Twitter: @meredithturits

Or: Reasons I Carry a Moleskine

I’ve been in the mindset of seeing my work as only a piece to revise since what seems like the last Ice Age (read: March).  Even penning new scenes to give the manuscript more forward motion and clarity feels like constructing a puzzle piece that contours exactly into my plot: it’s prose on a mission.  So, when recently I sat down with a bit of unguided inspiration and a voice of a character aching to crawl out of me, the sensation of creating something that has no foreseeable end, no finite storyline came rushing back into me.  It’s a feeling that I haven’t had in months, and I’m struck so forcefully by how visceral it feels.
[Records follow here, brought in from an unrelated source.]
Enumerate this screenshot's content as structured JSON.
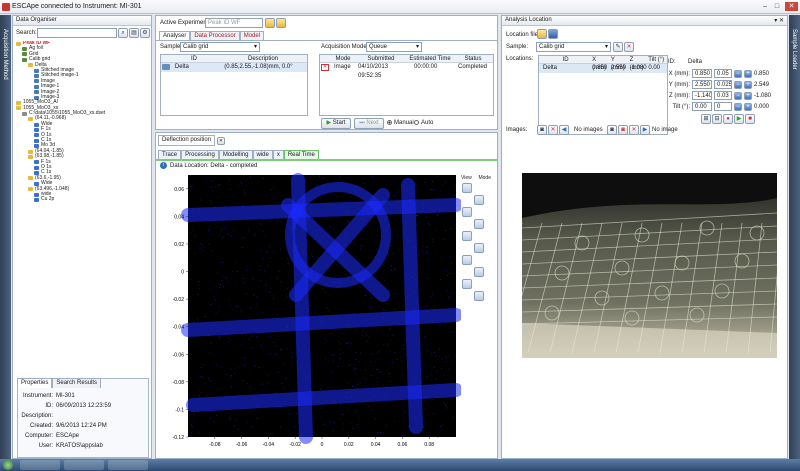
{
  "window": {
    "title": "ESCApe connected to Instrument: MI-301",
    "controls": [
      "‒",
      "□",
      "✕"
    ]
  },
  "side_tabs": {
    "left": "Acquisition Method",
    "right": "Sample Loader"
  },
  "organiser": {
    "header": "Data Organiser",
    "search_label": "Search:",
    "tree": [
      {
        "label": "Peak ID WF",
        "level": 1,
        "icon": "folder",
        "color": "#d02020"
      },
      {
        "label": "Ag foil",
        "level": 2,
        "icon": "sample"
      },
      {
        "label": "Grid",
        "level": 2,
        "icon": "sample"
      },
      {
        "label": "Calib grid",
        "level": 2,
        "icon": "sample"
      },
      {
        "label": "Delta",
        "level": 3,
        "icon": "folder"
      },
      {
        "label": "Stitched image",
        "level": 4,
        "icon": "image"
      },
      {
        "label": "Stitched image-1",
        "level": 4,
        "icon": "image"
      },
      {
        "label": "Image",
        "level": 4,
        "icon": "image"
      },
      {
        "label": "Image-1",
        "level": 4,
        "icon": "image"
      },
      {
        "label": "Image-2",
        "level": 4,
        "icon": "image"
      },
      {
        "label": "Image-3",
        "level": 4,
        "icon": "image"
      },
      {
        "label": "1055_MoO3_Al",
        "level": 1,
        "icon": "folder"
      },
      {
        "label": "1055_MoO3_xs",
        "level": 1,
        "icon": "folder"
      },
      {
        "label": "C:\\data\\1055\\1055_MoO3_xs.dset",
        "level": 2,
        "icon": "dataset"
      },
      {
        "label": "(64.11,-0.968)",
        "level": 3,
        "icon": "folder"
      },
      {
        "label": "Wide",
        "level": 4,
        "icon": "spectrum"
      },
      {
        "label": "F 1s",
        "level": 4,
        "icon": "spectrum"
      },
      {
        "label": "O 1s",
        "level": 4,
        "icon": "spectrum"
      },
      {
        "label": "C 1s",
        "level": 4,
        "icon": "spectrum"
      },
      {
        "label": "Mo 3d",
        "level": 4,
        "icon": "spectrum"
      },
      {
        "label": "(64.04,-1.85)",
        "level": 3,
        "icon": "folder"
      },
      {
        "label": "(63.98,-1.85)",
        "level": 3,
        "icon": "folder"
      },
      {
        "label": "F 1s",
        "level": 4,
        "icon": "spectrum"
      },
      {
        "label": "O 1s",
        "level": 4,
        "icon": "spectrum"
      },
      {
        "label": "C 1s",
        "level": 4,
        "icon": "spectrum"
      },
      {
        "label": "(63.6,-1.95)",
        "level": 3,
        "icon": "folder"
      },
      {
        "label": "Wide",
        "level": 4,
        "icon": "spectrum"
      },
      {
        "label": "(63.496,-1.048)",
        "level": 3,
        "icon": "folder"
      },
      {
        "label": "wide",
        "level": 4,
        "icon": "spectrum"
      },
      {
        "label": "Cu 2p",
        "level": 4,
        "icon": "spectrum"
      }
    ]
  },
  "properties": {
    "tabs": [
      "Properties",
      "Search Results"
    ],
    "rows": [
      {
        "label": "Instrument:",
        "value": "MI-301"
      },
      {
        "label": "ID:",
        "value": "06/09/2013 12:23:59"
      },
      {
        "label": "Description:",
        "value": ""
      },
      {
        "label": "Created:",
        "value": "9/6/2013 12:24 PM"
      },
      {
        "label": "Computer:",
        "value": "ESCApe"
      },
      {
        "label": "User:",
        "value": "KRATOS\\appslab"
      }
    ]
  },
  "experiment": {
    "label": "Active Experiment:",
    "value": "Peak ID WF",
    "tabs": [
      "Analyser",
      "Data Processor",
      "Model"
    ],
    "sample_label": "Sample:",
    "sample_value": "Calib grid",
    "list_headers": [
      "ID",
      "Description"
    ],
    "list_rows": [
      {
        "id": "Delta",
        "desc": "(0.85,2.55,-1.08)mm, 0.0°"
      }
    ],
    "acq_label": "Acquisition Mode:",
    "acq_value": "Queue",
    "queue_headers": [
      "Mode",
      "Submitted",
      "Estimated Time",
      "Status"
    ],
    "queue_rows": [
      {
        "mode": "Image",
        "submitted": "04/10/2013 09:52:35",
        "time": "00:00:00",
        "status": "Completed"
      }
    ],
    "start": "Start",
    "next": "Next",
    "manual": "Manual",
    "auto": "Auto"
  },
  "deflection": {
    "header": "Deflection position",
    "tabs": [
      "Trace",
      "Processing",
      "Modelling",
      "wide",
      "Real Time"
    ],
    "info": "Data Location: Delta - completed",
    "tool_labels": [
      "View",
      "Mode"
    ]
  },
  "chart_data": {
    "type": "heatmap",
    "title": "",
    "xlabel": "",
    "ylabel": "",
    "xlim": [
      -0.1,
      0.1
    ],
    "ylim": [
      -0.12,
      0.07
    ],
    "x_ticks": [
      "-0.08",
      "-0.06",
      "-0.04",
      "-0.02",
      "0",
      "0.02",
      "0.04",
      "0.06",
      "0.08"
    ],
    "y_ticks": [
      "0.06",
      "0.04",
      "0.02",
      "0",
      "-0.02",
      "-0.04",
      "-0.06",
      "-0.08",
      "-0.1",
      "-0.12"
    ]
  },
  "location": {
    "header": "Analysis Location",
    "file_label": "Location file:",
    "sample_label": "Sample:",
    "sample_value": "Calib grid",
    "locations_label": "Locations:",
    "headers": [
      "ID",
      "X (mm)",
      "Y (mm)",
      "Z (mm)",
      "Tilt (°)"
    ],
    "rows": [
      {
        "id": "Delta",
        "x": "0.850",
        "y": "2.550",
        "z": "-1.080",
        "tilt": "0.00"
      }
    ],
    "id_label": "ID:",
    "id_value": "Delta",
    "coords": [
      {
        "label": "X (mm):",
        "value": "0.850",
        "step": "0.05",
        "current": "0.850"
      },
      {
        "label": "Y (mm):",
        "value": "2.550",
        "step": "0.025",
        "current": "2.549"
      },
      {
        "label": "Z (mm):",
        "value": "-1.140",
        "step": "0.03",
        "current": "-1.080"
      },
      {
        "label": "Tilt (°):",
        "value": "0.00",
        "step": "0",
        "current": "0.000"
      }
    ],
    "images_label": "Images:",
    "no_images_1": "No images",
    "no_images_2": "No image"
  },
  "taskbar": {
    "items": [
      "",
      "",
      "",
      "",
      ""
    ]
  },
  "colors": {
    "accent": "#2d6fb8",
    "plot_bg": "#000000",
    "grid_blue": "#1c2cff",
    "red": "#cc2222",
    "green": "#2e9b2e"
  }
}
This new piece was meant to be a writing exercise - a bit of mental pilates to get me out of Christian’s head (and gender for that matter) and into the mind of a character whose narration is so different, so emotionally unaffected compared to what I am used to penning.  Her story doesn’t necessarily have a direction, but for a silly little writing exercise, I’m 3500 words deep in a short narrative that doesn’t seem to want to turn itself off.

My short story experience is limited.  The novel has consumed me since I was twenty, and has offered little respite (and inspiration) for side projects.  I’m pleased about the idea of something that doesn’t threaten novel-length coming into view, but more thrilled that I’m possessed by a character who is so different but still just as rich and fluid.  I am repossessed by a need to write new, unbounded things - a feeling that is more robust than anything I’ve allowed myself to feel in a long time.